Cassie hielt nicht viel davon Es zu erschießen, aber die Hand des Jüngeren dafür zu opfern, war auch keine annehmbare Option um hier weg zu kommen.
„Sei froh, dass ich so gerne rumballere. Ansonsten wäre ich heute vermutlich gar nicht mehr hier und niemand würde sich deinen Quark anhören, du Torfkopf.“ - Angefressen warf er ihm abermals diese Beleidigung an den Kopf, wohl wissend wie sehr den Jüngeren das auf die Palme bringen konnte. Sie waren einfach nicht dafür geschaffen sich gemeinsam eine geradlinige Lösung zu überlegen, aber das machte nichts. Anders kannten sie sich ja auch gar nicht.
Scharf rief er mit einem Pfiff die Hunde zu ihnen zurück, die spürbar unruhig geworden waren und unwirsche Bahnen zwischen ihnen und dem Ding zogen. Nicht mal die Riesenspinnen oder die gefährlich klebenden Netze hatten ihnen als Welpen Angst bereitet. Dass nun ausgerechnet ein schwarzer Kokon die riesigen Junghunde aus der Fassung brachte, sagte bereits genug darüber aus, dass kein Mutant ihnen gegenüber stehen konnte, sondern etwas viel viel schlimmeres als das.
„Komm her“, zischte er Kain entgegen und griff nach seinem Halsband um ihn hinter sich zu ziehen und eine Barriere für ihn zu bilden, selbst wenn er nicht als der Fels in der Brandung fungieren konnte, der er gerne sein wollte.
Immer wieder drang das Geräusch von leisem Krachen und Knacken über das Areal hinweg und umgab sie wie Eis, das einem unter den Füßen langsam zerbrach, wenn man zu weit auf den gefrorenen See hinaus gelaufen war. Er konnte sich noch gut an damals erinnern, als er selbst noch ein Kind gewesen und mit den anderen Schlittschuh gelaufen war. Gerade im beginnenden Frühjahr hatte man gut daran getan seine Ohren dem dünner werdenden Eis dichter zu halten als seine Kufen und nicht selten hatten sie das Weite suchen müssen, wenn sie die Haltbarkeit überschätzt hatten. Bis auf ein Mal war das auch immer gut gegangen. Aber das machte das kleine Mädchen nicht mehr lebendig, das damals ertrunken und unter dem dicken Eis verschwunden war.
So wie damals fühlte es sich auch heute an. Alles was sie hatten tun wollen, war einen schönen Ausflug und einen tollen Tag zu haben. Doch statt Freude und Ausgelassenheit drang das leise Knarren an seine Ohren, das schon damals nichts gutes geheißen hatte und ähnlich wie die schwarzen Ausläufer des tiefen Sees waren es dieses Mal wahrhaftige schwarze Ausläufer, die sie in den sicheren Tod ziehen würden.
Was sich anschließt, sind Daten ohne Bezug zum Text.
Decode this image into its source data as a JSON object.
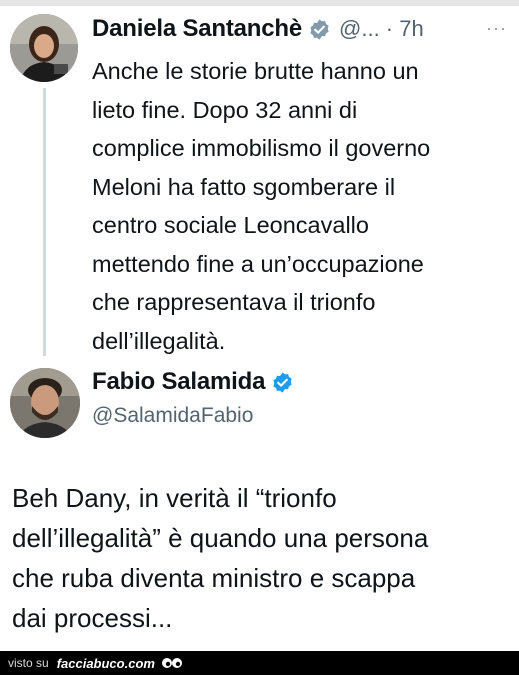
{
  "tweets": [
    {
      "author_name": "Daniela Santanchè",
      "handle_time": "@... · 7h",
      "more_label": "···",
      "text": "Anche le storie brutte hanno un\nlieto fine. Dopo 32 anni di\ncomplice immobilismo il governo\nMeloni ha fatto sgomberare il\ncentro sociale Leoncavallo\nmettendo fine a un’occupazione\nche rappresentava il trionfo\ndell’illegalità.",
      "verified_badge": "verified-gray-icon"
    },
    {
      "author_name": "Fabio Salamida",
      "handle": "@SalamidaFabio",
      "text": "Beh Dany, in verità il “trionfo\ndell’illegalità” è quando una persona\nche ruba diventa ministro e scappa\ndai processi...",
      "verified_badge": "verified-blue-icon"
    }
  ],
  "footer": {
    "visto_su": "visto su",
    "site": "facciabuco.com"
  },
  "colors": {
    "text": "#0f1419",
    "secondary": "#536471",
    "verified_blue": "#1d9bf0",
    "verified_gray": "#829aab",
    "thread_line": "#cfd9de"
  }
}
Mit einem dumpfen Schlag fiel ein Stück des aufgebrochenen Panzers zu Boden und zerschellte dort in grobe Scherben. Das Innere, kochendem Fleisch gleich, schlug dünn brennende Flammen am Panzer empor und ließ augenblicklich Schnee und Eis in einem schmalen Radius um den Kern herum zerschmelzen. Was auch immer in der Kammer vorhing - eine Metamorphose gleich einem Lebewesen, das sich selbst neu in dem Flammen schmiedete - es bedeutete nichts gutes und der unauslöschlich gläubige Teil in Clarence hätte seine Hand dafür ins Feuer legen können, dass sich im Kokon gerade die Pforten ins Fegefeuer und die Hölle öffnete.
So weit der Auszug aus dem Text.